Parler de rémunération en entretien n’est ni un test de loyauté ni une bataille à gagner : c’est une étape de cadrage entre la valeur du poste, le profil du candidat et le budget de l’entreprise. Une réponse efficace doit être préparée, argumentée et suffisamment ouverte pour permettre la discussion. France Travail recommande notamment de raisonner en fourchette, de distinguer clairement salaire brut et net et de considérer l’ensemble du package de rémunération. Pour un recruteur, cette séquence mérite la même préparation : une grille imprécise ou des critères variables d’un candidat à l’autre augmentent le risque d’incompréhension et peuvent fragiliser l’équité du processus.

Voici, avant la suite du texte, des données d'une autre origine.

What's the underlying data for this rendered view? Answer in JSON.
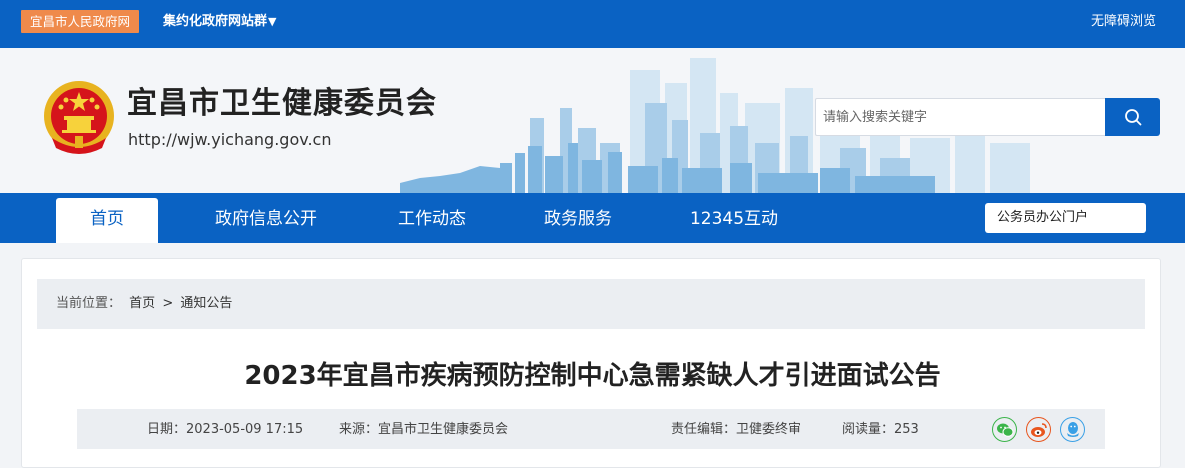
{
  "topbar": {
    "site_button": "宜昌市人民政府网",
    "cluster_label": "集约化政府网站群",
    "cluster_arrow": "▼",
    "accessibility": "无障碍浏览"
  },
  "header": {
    "title": "宜昌市卫生健康委员会",
    "url": "http://wjw.yichang.gov.cn",
    "search": {
      "placeholder": "请输入搜索关键字",
      "icon": "search-icon"
    }
  },
  "nav": {
    "items": [
      "首页",
      "政府信息公开",
      "工作动态",
      "政务服务",
      "12345互动"
    ],
    "active_index": 0,
    "portal": "公务员办公门户"
  },
  "breadcrumb": {
    "prefix": "当前位置：",
    "items": [
      "首页",
      "通知公告"
    ],
    "separator": ">"
  },
  "article": {
    "title": "2023年宜昌市疾病预防控制中心急需紧缺人才引进面试公告",
    "date": "日期：2023-05-09 17:15",
    "source": "来源：宜昌市卫生健康委员会",
    "editor": "责任编辑：卫健委终审",
    "views": "阅读量：253",
    "share_icons": [
      "wechat-icon",
      "weibo-icon",
      "qq-icon"
    ]
  },
  "colors": {
    "brand_blue": "#0a62c3",
    "orange": "#ef8a4b",
    "wechat_green": "#3bb44a",
    "weibo_orange": "#e8551e",
    "qq_blue": "#3aa0e6"
  }
}
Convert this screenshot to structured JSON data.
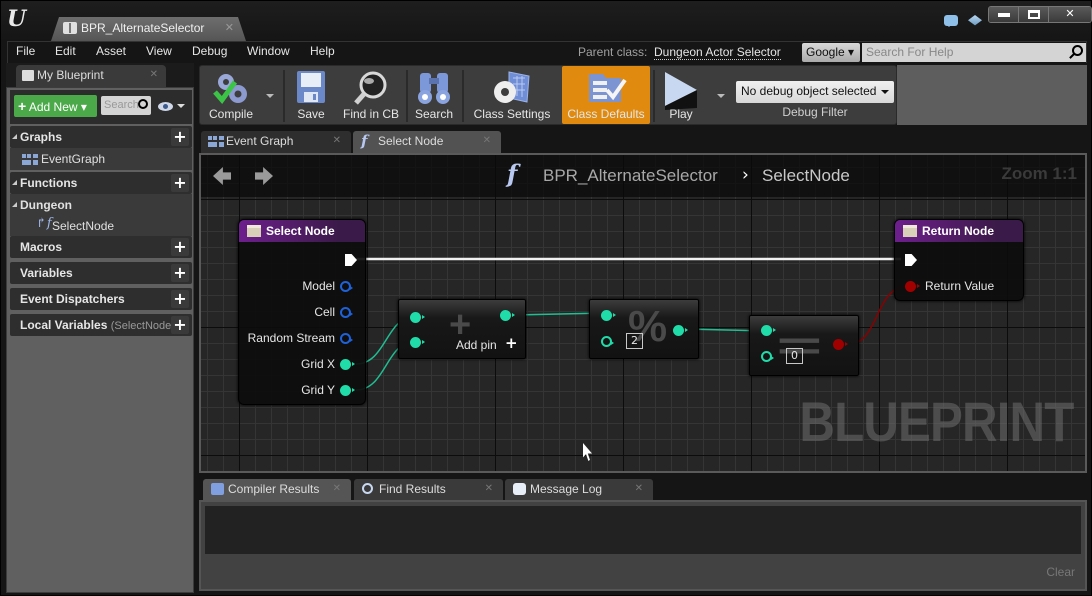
{
  "window": {
    "document_tab": "BPR_AlternateSelector",
    "controls": {
      "minimize": "minimize",
      "maximize": "maximize",
      "close": "✕"
    },
    "title_icons": [
      "chat-icon",
      "tutorial-icon"
    ]
  },
  "menu": {
    "items": [
      "File",
      "Edit",
      "Asset",
      "View",
      "Debug",
      "Window",
      "Help"
    ],
    "parent_class_label": "Parent class:",
    "parent_class_value": "Dungeon Actor Selector",
    "search_provider": "Google",
    "help_search_placeholder": "Search For Help"
  },
  "my_blueprint": {
    "tab_label": "My Blueprint",
    "add_new_label": "Add New",
    "search_placeholder": "Search",
    "sections": {
      "graphs": "Graphs",
      "event_graph": "EventGraph",
      "functions": "Functions",
      "dungeon_category": "Dungeon",
      "select_node": "SelectNode",
      "macros": "Macros",
      "variables": "Variables",
      "event_dispatchers": "Event Dispatchers",
      "local_variables": "Local Variables",
      "local_variables_scope": "(SelectNode)"
    }
  },
  "toolbar": {
    "compile": "Compile",
    "save": "Save",
    "find_in_cb": "Find in CB",
    "search": "Search",
    "class_settings": "Class Settings",
    "class_defaults": "Class Defaults",
    "play": "Play",
    "debug_object": "No debug object selected",
    "debug_filter_label": "Debug Filter",
    "highlight_color": "#e08a0f"
  },
  "graph_tabs": [
    {
      "label": "Event Graph",
      "active": false
    },
    {
      "label": "Select Node",
      "active": true
    }
  ],
  "graph": {
    "breadcrumb_root": "BPR_AlternateSelector",
    "breadcrumb_separator": "›",
    "breadcrumb_current": "SelectNode",
    "zoom_label": "Zoom 1:1",
    "watermark": "BLUEPRINT",
    "select_node": {
      "title": "Select Node",
      "pins": [
        "Model",
        "Cell",
        "Random Stream",
        "Grid X",
        "Grid Y"
      ]
    },
    "add_node": {
      "glyph": "+",
      "add_pin_label": "Add pin"
    },
    "modulo_node": {
      "glyph": "%",
      "divisor": "2"
    },
    "equal_node": {
      "glyph": "==",
      "compare_value": "0"
    },
    "return_node": {
      "title": "Return Node",
      "pins": [
        "Return Value"
      ]
    },
    "pin_colors": {
      "integer": "#1fdca8",
      "struct": "#1e61d8",
      "bool": "#a00000",
      "exec": "#ffffff"
    },
    "header_color": "#6d1f8c"
  },
  "bottom_tabs": [
    {
      "label": "Compiler Results",
      "active": true
    },
    {
      "label": "Find Results",
      "active": false
    },
    {
      "label": "Message Log",
      "active": false
    }
  ],
  "bottom_panel": {
    "clear_label": "Clear"
  }
}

L’objectif n’est donc pas de trouver une formule magique, mais une méthode cohérente et reproductible.
Comment répondre à la question des prétentions salariales en entretien ?
Une réponse solide comporte trois éléments. D’abord, un niveau de rémunération cible, généralement exprimé en brut annuel pour un poste salarié. Ensuite, une fourchette suffisamment resserrée pour rester crédible : annoncer « entre 35 000 et 60 000 euros » ne fournit pratiquement aucune information. Enfin, une phrase expliquant les critères retenus : responsabilités du poste, expérience utile, expertise technique, management, contraintes particulières ou périmètre géographique.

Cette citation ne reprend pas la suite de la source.